Under valuation assumptions, the stock is modeled using:

  • Revenue Growth (CAGR): 1%
  • Operating Margins: 41%
  • Exit P/E Multiple: 15x

Revenue is expected to decline about 6% in 2026 before returning to mid-single-digit growth in subsequent years.

Estimates show revenue reaching 319,531 by 2028 and 372,753 by 2030, reflecting stabilization after pricing pressure.

Novo Nordisk stock
Novo Nordisk Revenue & Analyst Growth Estimates Over Five Years

Novo Nordisk continues to operate with elite profitability, including an LTM gross margin of 82% and LTM EBIT margin of 46%.

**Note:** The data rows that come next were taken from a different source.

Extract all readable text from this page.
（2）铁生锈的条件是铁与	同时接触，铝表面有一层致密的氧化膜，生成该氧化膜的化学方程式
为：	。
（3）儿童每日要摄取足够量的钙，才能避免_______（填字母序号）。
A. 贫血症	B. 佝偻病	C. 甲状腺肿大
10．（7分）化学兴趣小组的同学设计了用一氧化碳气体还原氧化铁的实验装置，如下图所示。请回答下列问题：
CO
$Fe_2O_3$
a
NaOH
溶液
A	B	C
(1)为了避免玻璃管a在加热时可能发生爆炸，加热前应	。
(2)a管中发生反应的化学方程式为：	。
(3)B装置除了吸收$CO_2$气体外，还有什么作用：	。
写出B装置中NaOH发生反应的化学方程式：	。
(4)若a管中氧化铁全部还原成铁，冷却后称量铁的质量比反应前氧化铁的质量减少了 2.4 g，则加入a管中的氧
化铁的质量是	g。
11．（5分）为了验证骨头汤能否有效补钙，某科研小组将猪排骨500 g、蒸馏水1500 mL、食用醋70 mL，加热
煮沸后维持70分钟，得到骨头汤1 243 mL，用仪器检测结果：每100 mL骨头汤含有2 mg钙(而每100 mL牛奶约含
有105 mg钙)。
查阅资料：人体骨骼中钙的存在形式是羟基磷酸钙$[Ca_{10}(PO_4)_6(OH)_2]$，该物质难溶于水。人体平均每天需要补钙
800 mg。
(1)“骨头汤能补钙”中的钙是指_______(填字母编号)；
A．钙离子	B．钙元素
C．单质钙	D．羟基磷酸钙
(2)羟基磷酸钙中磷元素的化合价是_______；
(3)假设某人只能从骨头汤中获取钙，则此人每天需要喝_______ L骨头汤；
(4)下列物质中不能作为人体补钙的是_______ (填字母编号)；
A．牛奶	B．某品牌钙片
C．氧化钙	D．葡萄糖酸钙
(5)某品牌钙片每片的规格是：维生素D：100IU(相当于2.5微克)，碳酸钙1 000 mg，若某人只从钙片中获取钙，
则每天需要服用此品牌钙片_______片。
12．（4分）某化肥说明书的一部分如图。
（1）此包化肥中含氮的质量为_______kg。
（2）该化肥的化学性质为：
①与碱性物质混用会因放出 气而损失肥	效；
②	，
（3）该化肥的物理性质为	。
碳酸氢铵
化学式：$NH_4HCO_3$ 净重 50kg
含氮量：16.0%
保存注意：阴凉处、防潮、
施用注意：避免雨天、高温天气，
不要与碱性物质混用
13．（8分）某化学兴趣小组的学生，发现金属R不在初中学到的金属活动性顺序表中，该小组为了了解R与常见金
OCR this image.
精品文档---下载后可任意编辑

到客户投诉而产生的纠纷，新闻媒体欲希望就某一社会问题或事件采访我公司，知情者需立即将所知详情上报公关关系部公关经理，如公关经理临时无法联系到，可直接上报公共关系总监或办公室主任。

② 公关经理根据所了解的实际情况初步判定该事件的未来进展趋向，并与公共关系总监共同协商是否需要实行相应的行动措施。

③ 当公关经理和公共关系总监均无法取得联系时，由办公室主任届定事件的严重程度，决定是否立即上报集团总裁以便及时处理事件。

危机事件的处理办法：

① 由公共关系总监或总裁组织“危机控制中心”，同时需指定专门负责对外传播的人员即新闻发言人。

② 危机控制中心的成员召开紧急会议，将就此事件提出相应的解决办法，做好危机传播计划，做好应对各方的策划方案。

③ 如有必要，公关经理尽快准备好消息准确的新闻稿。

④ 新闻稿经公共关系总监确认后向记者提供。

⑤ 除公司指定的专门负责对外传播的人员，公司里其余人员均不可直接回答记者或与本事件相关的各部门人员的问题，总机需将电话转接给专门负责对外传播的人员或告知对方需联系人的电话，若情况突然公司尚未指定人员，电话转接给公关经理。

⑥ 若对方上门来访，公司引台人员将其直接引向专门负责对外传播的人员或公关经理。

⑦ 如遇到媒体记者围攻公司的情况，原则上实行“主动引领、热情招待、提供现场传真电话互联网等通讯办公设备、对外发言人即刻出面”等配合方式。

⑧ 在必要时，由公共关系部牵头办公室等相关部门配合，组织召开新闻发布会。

Because the company already operates at high margins, incremental volume growth from expanded manufacturing capacity and broader reimbursement access can drive meaningful operating leverage even in a lower pricing environment.

Several catalysts could support growth in the next 12 months. Continued uptake of the Wegovy pill, anticipated Medicare Part D coverage beginning mid-year, potential approval of high-dose semaglutide 7.2 mg, and regulatory progress on CagriSema all support expanding patient reach.

Based on these inputs, the valuation model estimates a target price of $62, implying about 24% total upside and roughly 8% annualized returns through 2026.

Because projected annualized returns exceed 6%, the stock qualifies as Undervalued under your framework.

At current levels, Novo Nordisk appears undervalued relative to its structural profitability and long-term GLP-1 opportunity, with future performance driven primarily by volume expansion and execution rather than multiple expansion alone.